Pothole, after pothole, after pothole creates a dangerous ride for bikers.
"These things don't have shocks," explained rider, Yvonne LeFave.
After she lost a friend in a bike accident, LeFave began participating in the annual Ride of Silence.
She leads the pack with a white "ghost bike" on top of hers.
"It raises awareness of something that folks need to know, both riders and drivers. You know, that there are, there are some risks here and the more we can be aware of each other, the less risk there is," she explained.
One of the causes of those risks? LeFave said uneven roads.
So, this year, she helped organizers plan a route around the section of Michigan Avenue that's causing a safety hazard.
"There'll be too much weaving in and out and trying not to hit potholes," explained organizer, Lysne Tait. "So, we didn't want to get anyone hurt.
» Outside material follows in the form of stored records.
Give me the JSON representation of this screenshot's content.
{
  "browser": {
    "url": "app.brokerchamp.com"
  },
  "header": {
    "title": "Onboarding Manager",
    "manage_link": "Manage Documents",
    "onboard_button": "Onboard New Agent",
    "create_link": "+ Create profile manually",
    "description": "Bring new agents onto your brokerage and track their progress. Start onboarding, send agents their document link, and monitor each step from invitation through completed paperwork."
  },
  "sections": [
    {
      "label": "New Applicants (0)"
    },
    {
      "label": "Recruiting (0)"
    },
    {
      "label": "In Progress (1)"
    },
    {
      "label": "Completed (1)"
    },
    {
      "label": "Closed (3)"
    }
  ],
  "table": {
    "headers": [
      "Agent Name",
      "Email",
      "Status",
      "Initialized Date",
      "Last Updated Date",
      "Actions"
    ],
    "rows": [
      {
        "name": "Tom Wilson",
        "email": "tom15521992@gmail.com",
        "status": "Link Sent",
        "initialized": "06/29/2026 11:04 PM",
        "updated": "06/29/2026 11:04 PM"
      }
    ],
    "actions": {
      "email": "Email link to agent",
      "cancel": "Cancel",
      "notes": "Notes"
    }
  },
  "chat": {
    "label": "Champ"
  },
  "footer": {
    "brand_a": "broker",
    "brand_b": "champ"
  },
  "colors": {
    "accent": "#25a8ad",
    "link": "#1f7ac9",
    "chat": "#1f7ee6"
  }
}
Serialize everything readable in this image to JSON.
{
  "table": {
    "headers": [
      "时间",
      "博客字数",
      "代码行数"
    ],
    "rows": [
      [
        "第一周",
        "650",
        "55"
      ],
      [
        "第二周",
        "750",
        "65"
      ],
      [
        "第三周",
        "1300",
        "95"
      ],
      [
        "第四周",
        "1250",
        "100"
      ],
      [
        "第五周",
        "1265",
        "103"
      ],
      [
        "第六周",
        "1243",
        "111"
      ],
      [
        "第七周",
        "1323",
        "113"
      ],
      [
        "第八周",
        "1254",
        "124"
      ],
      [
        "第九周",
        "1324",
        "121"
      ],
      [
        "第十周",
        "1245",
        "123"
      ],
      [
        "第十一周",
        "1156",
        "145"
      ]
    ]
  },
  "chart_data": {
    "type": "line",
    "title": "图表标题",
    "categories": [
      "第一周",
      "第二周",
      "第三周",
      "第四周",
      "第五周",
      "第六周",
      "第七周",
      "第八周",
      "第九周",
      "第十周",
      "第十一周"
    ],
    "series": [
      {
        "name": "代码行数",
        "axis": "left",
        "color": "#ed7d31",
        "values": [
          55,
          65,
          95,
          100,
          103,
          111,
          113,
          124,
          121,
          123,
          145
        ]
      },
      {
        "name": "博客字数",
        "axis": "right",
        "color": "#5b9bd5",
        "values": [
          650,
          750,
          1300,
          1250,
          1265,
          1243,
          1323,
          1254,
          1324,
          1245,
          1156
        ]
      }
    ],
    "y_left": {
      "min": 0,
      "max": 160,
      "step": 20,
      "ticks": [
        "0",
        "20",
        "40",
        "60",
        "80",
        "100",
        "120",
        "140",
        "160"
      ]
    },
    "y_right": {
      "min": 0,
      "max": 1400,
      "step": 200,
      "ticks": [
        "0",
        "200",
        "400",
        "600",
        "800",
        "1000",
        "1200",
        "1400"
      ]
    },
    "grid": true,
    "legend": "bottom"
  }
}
I mean, we're all about safety right?"
Michigan State Police said the number of bicyclist deaths has risen 57% in the past year, with 21 in 2014 and 33 in 2015.
"We were somewhat alarmed because we're not able to explain why the increase. We can only surmise that people are more distracted while driving, or possibly, there's just simply been more bicyclists out there, exercising or just riding for enjoyment," he said.
Lt. Thomas is asking riders to wear a helmet and bright clothing, and use mirrors and lights.
And for drivers, he said, "Leave that space, slow down, move over when you can to allow that bicyclist room to operate."
Because, he said, the road is supposed to be shared.
"That's the most important thing," Tait said. "We don't want to do any more of these."
Around 200 riders are expected to participate this year. They're riding in unison with 391 other cities around the world.